Mr. Hempstead seemed distressed by the discussion, but, for the first time, Mr. Hardwick smiled grimly.

“I always insist on accuracy,” he said, “and lack of it is one of Alder’s failings.”

“Nevertheless, Mr. Hardwick, you have lost one of your best men. How are you going to replace him?” inquired the proprietor anxiously.

“There is little difficulty in replacing even the best man on any staff in London,” replied Hardwick, with a glance at Miss Baxter. “As this young lady seems to keep her wits about her when the welfare of her paper is concerned, I shall, if you have no objection, fill Henry Alder’s place with Miss Baxter?”

Mr. Hempstead arched his eyebrows a trifle, and looked at the girl in some doubt.

“I thought you didn’t believe in women journalists, Mr. Hardwick,” he murmured at last.

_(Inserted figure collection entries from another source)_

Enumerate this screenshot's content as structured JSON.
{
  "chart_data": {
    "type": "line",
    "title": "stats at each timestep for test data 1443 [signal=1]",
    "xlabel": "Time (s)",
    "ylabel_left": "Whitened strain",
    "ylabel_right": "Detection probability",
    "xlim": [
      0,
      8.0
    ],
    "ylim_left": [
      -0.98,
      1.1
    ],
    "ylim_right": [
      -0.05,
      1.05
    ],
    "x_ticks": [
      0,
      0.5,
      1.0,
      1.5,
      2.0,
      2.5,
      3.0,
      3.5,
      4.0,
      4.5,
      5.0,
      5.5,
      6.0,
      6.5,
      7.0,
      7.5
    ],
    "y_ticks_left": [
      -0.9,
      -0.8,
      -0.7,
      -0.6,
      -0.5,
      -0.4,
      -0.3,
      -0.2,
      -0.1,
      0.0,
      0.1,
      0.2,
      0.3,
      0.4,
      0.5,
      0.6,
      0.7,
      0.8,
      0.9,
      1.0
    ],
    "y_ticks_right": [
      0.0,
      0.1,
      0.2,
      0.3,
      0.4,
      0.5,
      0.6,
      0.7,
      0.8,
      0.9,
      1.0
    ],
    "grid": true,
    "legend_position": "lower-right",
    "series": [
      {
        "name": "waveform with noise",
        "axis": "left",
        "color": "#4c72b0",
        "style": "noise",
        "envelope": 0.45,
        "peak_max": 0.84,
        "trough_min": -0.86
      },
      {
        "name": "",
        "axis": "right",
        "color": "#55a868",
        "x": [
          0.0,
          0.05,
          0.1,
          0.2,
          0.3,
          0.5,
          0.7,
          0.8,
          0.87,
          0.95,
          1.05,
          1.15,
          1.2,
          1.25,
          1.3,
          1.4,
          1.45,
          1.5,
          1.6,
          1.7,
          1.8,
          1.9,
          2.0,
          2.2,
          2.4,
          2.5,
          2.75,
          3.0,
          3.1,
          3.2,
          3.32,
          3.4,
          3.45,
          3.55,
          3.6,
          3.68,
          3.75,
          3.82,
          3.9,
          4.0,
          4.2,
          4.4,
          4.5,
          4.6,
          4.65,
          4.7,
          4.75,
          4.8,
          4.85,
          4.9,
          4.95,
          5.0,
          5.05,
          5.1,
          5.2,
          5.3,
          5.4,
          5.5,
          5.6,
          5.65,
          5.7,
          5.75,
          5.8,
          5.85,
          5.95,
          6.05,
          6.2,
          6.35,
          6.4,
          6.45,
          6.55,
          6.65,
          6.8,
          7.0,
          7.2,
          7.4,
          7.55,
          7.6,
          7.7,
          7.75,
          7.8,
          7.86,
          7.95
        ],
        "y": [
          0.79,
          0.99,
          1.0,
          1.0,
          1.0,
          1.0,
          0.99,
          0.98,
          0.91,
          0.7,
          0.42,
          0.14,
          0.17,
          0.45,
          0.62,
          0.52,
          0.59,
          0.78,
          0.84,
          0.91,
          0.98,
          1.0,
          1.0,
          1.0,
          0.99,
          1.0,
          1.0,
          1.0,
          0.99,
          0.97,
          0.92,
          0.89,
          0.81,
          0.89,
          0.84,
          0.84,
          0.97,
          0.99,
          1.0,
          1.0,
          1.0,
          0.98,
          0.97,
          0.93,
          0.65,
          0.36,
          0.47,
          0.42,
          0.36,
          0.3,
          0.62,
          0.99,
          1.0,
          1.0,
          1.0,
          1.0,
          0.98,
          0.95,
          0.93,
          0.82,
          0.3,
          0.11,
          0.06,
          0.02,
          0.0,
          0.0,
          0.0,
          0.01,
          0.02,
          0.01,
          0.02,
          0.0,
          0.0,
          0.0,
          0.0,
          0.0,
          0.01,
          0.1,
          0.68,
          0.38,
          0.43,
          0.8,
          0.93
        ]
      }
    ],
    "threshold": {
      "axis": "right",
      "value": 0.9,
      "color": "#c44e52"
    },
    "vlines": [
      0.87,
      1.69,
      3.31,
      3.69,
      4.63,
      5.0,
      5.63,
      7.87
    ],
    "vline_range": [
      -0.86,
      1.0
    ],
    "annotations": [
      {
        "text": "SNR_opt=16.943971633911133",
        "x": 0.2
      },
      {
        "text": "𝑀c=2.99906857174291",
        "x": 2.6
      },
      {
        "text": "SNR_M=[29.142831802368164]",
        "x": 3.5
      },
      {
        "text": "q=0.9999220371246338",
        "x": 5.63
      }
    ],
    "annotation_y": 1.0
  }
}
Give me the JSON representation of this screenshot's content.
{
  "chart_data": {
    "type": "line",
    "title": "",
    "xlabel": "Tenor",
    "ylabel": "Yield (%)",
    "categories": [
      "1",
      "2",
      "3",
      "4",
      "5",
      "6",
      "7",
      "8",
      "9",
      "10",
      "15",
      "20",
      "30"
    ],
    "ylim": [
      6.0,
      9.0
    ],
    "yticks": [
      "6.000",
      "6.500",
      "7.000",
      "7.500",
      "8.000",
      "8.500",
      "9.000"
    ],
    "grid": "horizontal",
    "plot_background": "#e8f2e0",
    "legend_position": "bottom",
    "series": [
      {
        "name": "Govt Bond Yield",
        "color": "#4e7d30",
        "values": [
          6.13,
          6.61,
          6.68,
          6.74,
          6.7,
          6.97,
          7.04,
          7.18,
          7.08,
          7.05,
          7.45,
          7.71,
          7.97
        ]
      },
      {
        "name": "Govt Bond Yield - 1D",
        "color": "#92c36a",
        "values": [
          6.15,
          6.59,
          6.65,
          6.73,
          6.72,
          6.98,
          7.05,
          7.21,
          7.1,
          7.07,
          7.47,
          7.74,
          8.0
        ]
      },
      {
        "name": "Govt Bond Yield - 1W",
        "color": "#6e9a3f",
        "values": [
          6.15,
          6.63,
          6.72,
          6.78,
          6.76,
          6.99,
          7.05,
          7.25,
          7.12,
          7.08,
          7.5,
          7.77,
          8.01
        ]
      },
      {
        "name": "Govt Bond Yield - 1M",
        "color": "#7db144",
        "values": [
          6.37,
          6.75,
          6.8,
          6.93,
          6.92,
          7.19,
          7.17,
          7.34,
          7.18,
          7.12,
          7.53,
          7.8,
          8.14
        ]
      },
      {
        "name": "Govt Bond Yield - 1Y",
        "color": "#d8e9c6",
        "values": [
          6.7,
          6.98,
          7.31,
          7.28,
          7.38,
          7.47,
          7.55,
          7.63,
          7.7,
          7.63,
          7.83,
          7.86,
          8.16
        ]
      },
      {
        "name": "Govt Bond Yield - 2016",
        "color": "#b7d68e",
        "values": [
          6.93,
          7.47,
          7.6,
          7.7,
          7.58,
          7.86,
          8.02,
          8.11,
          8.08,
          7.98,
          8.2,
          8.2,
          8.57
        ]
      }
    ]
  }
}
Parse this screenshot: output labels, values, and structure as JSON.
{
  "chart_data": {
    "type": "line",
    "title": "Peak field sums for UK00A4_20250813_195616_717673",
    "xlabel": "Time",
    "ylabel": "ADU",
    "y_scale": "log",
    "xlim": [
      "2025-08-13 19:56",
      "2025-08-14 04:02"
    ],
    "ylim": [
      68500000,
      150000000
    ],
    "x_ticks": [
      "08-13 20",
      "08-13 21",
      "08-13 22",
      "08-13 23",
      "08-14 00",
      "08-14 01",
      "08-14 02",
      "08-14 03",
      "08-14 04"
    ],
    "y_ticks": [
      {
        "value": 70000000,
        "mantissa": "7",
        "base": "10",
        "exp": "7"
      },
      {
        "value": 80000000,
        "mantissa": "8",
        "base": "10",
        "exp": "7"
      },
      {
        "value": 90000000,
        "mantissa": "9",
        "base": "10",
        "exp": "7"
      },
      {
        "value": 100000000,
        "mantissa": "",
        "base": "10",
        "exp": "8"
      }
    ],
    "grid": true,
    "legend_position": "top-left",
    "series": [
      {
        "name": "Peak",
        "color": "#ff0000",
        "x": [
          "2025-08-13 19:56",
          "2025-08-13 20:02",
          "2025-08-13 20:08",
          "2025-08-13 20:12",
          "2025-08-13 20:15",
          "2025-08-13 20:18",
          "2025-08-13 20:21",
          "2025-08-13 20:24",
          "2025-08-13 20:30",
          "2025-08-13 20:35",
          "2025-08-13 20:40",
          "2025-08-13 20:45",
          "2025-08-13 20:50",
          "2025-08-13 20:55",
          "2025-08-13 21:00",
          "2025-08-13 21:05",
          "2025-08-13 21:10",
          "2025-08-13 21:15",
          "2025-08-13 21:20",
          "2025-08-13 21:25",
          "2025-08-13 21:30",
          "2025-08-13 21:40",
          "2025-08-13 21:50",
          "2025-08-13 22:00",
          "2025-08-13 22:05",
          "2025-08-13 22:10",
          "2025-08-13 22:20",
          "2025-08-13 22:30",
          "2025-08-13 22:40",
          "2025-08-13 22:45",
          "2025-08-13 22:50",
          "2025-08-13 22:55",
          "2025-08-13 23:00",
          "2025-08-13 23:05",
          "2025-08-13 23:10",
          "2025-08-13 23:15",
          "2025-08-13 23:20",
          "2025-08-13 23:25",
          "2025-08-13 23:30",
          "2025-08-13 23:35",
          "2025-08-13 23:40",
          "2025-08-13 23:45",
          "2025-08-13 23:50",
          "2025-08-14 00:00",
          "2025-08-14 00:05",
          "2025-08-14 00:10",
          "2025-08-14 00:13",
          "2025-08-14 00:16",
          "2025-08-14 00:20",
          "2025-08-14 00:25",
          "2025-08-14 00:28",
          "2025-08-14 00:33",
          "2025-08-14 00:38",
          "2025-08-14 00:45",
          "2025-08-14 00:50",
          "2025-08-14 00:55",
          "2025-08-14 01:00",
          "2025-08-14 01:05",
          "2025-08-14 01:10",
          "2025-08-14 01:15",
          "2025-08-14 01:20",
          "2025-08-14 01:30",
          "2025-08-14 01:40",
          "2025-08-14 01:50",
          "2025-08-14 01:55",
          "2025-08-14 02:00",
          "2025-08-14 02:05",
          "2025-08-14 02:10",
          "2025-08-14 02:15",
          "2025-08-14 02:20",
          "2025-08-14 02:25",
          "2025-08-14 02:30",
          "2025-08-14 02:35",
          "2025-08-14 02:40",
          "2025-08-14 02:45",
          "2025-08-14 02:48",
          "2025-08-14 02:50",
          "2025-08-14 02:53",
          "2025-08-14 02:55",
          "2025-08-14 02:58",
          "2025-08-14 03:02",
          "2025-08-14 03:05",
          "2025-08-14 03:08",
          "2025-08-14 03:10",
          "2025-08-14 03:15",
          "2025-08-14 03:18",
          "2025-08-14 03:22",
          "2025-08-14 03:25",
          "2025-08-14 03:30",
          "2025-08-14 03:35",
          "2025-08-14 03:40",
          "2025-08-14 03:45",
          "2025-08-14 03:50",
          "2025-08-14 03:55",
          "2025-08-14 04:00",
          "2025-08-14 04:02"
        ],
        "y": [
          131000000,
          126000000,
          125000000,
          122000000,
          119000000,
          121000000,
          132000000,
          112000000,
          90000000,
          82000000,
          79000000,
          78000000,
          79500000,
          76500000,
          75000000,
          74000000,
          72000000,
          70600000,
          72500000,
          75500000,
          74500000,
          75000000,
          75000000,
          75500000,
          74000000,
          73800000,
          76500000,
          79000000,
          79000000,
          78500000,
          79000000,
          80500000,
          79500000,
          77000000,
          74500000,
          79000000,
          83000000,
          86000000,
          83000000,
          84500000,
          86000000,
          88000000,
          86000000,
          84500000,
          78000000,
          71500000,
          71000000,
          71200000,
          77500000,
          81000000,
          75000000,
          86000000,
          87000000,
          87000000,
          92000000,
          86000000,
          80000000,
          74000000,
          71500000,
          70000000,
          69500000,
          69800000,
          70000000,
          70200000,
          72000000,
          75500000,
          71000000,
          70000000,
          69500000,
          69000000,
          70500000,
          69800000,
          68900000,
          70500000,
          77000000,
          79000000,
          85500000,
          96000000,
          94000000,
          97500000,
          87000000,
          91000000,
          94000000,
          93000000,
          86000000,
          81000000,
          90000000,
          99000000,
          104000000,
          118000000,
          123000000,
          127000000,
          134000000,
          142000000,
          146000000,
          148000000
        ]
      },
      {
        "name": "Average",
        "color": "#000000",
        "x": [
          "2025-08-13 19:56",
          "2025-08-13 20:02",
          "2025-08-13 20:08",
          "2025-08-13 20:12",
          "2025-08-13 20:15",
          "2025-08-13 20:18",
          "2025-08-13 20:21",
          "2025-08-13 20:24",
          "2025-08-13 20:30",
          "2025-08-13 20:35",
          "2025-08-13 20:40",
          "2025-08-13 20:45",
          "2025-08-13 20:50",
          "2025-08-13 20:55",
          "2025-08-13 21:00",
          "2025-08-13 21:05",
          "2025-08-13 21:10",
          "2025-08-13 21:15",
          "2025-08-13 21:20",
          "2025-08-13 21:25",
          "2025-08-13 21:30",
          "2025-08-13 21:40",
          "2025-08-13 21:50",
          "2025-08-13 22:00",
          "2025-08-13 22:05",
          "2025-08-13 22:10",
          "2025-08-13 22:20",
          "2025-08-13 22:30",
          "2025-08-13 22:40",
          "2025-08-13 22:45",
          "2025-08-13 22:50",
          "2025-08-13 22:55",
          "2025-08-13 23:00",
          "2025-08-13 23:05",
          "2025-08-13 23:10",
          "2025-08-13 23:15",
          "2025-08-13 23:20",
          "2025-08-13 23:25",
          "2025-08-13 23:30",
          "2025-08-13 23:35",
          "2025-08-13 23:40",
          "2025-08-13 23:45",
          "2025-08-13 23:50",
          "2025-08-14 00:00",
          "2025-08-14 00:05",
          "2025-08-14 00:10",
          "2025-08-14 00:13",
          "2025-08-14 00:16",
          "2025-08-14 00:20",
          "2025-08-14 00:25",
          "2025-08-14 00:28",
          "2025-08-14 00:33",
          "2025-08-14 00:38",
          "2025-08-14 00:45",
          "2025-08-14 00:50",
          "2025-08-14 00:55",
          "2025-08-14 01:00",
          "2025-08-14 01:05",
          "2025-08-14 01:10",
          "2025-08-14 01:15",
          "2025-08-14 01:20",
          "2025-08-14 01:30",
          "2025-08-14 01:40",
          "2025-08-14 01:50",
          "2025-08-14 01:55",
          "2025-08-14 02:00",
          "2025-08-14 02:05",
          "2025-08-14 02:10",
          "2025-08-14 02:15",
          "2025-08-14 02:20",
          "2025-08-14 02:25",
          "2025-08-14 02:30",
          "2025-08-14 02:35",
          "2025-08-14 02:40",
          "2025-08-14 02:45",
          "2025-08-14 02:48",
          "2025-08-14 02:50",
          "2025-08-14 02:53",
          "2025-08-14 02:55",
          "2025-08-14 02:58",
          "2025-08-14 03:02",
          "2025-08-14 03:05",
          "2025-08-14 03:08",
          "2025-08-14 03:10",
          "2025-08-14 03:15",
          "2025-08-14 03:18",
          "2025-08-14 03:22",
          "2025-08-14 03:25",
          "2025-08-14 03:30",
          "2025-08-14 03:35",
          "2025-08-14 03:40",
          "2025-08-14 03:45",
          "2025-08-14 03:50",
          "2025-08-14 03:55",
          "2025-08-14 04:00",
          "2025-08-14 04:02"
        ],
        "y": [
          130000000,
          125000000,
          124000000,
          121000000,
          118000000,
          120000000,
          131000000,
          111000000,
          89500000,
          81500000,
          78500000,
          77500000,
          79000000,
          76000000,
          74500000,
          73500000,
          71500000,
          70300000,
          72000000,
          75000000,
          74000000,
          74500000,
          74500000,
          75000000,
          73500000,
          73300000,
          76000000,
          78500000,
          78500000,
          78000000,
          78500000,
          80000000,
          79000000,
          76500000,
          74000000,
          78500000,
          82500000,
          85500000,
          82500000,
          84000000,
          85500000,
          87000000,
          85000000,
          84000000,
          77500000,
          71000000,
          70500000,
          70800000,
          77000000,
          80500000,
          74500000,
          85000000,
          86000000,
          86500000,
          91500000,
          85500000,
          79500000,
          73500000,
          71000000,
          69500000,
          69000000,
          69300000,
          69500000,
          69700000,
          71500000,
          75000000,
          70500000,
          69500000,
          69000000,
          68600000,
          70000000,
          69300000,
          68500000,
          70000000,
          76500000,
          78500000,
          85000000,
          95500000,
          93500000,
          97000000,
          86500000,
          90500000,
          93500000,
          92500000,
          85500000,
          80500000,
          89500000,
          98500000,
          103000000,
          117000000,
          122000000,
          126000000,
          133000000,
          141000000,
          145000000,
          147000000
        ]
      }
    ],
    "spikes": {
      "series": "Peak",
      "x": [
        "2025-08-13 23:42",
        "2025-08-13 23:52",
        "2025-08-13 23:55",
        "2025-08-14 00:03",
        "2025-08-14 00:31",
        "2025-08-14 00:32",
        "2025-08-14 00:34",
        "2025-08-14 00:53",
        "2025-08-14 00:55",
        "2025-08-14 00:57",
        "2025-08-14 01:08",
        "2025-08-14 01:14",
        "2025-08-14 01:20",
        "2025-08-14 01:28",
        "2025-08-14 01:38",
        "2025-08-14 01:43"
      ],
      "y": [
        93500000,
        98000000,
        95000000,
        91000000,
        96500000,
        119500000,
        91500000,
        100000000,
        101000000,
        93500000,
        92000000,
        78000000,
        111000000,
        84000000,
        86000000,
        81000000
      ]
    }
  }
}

“I didn’t up till to-day, but since the evening papers came out I have had reason to change my mind. I should much rather have Miss Baxter for me than against me.”

“Do you think you can fill the position, Miss Baxter?” asked the proprietor, doubtingly.

“Oh, I, am sure of it,” answered the girl. “I have long wanted a place on a well-edited paper like the Bugle.” Again Mr. Hardwick smiled grimly. The proprietor turned to him, and said, “I don’t quite see, Mr. Hardwick, what a lady can do on this paper outside of the regular departments.”

“I hardly think there will be any trouble about that, Mr. Hempstead. For example, who could be better equipped to attempt the solution of that knotty question about the Princess von Steinheimer’s diamonds?”